The new track is tentatively scheduled for completion at about the same time whatever athletes that qualify for the state championships will be coming back home from Las Vegas.


Here's hoping that will cap the celebration to something much bigger.

Whatever anonymous Carson students that decided to come down and paint a large white "C" on the Douglas baseball infield Friday night learned a hard lesson that similarly anonymous Douglas students had to learn 10 years ago.


On the eve on the annual Carson-Douglas football game in 1997, a group of Douglas students trucked up the C hill in north Carson and changed the "C" to a "D".


The Senator football team came out the next day and beat Douglas 35-30.


Upon finding the "C" Saturday morning, the Tiger baseball promptly went out and thumped the Senators 15-5 in five innings and then came back in game two to take a 5-4 win on a late Willie Morgan single with two runners on.


Douglas improved to 9-0 at home on the year with the wins.


If there's any lesson to be learned here " and let's hope there is " it's that there is simply too much fire in this rivalry already for anyone to give the other school more motivation than what already exists.


Adding to the flame seems to always burn the offending party.

The Lady Tiger softball team has made a rather remarkable turn-around in the last three weeks.


With the series win against Carson and the sweep of Wooster, Douglas is suddenly looking favorably at second place, rather than just sneaking in on the last weekend, like last season.


Credit part of that to first-year coach Andy Mitchell's attention to the fundamentals. Give the offense its due for making the most of its opportunities on base and you simply can't ignore the much-improved defense.


The biggest difference, however, has been that in the last month something clicked with primary starter, sophomore Stephanie Harper.


In the last seven games, Harper went from a steady 43 strikeouts and 39 walks over 17 games (an average of 2.5 strikeouts and 2.2 walks per game) to 79 strikeouts and 52 walks for the year.
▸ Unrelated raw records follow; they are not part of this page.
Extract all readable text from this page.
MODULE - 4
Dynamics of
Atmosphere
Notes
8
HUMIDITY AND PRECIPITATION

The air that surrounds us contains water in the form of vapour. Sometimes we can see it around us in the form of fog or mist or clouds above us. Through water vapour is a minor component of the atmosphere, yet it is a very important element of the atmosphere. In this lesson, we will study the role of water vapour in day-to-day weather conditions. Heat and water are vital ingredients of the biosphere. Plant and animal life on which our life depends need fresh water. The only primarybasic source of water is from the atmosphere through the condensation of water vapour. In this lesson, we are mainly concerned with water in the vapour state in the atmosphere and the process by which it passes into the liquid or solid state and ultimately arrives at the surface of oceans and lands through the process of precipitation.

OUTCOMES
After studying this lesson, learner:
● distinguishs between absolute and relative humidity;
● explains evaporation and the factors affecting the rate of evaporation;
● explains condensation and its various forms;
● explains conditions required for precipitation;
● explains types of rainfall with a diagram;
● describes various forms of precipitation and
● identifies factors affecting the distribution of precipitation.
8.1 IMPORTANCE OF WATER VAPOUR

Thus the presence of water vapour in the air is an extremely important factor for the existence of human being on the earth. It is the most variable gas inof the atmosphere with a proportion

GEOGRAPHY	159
The bump up was created by an average of 5.1 strikeouts per game and just 1.8 walks per game during that stretch.


Harper is currently 15-5 on the year, which makes her the winningest single-season pitcher at Douglas in at least the last four years " a stretch that included standout hurlers Brittany Puzey, Kayla Dunn and Kellei Kizer.


Here's the kicker. As of the writing of this column, there are still eight games left in the regular season for the Lady Tigers.

Willie Morgan, sr., baseball and Taylor Biaggi, soph., track and field. Morgan belted the game-winning single Saturday afternoon against Carson and had four RBIs on the day. Biaggi won the open 3,200 at Chico, knocking more than 40 seconds off her previous best.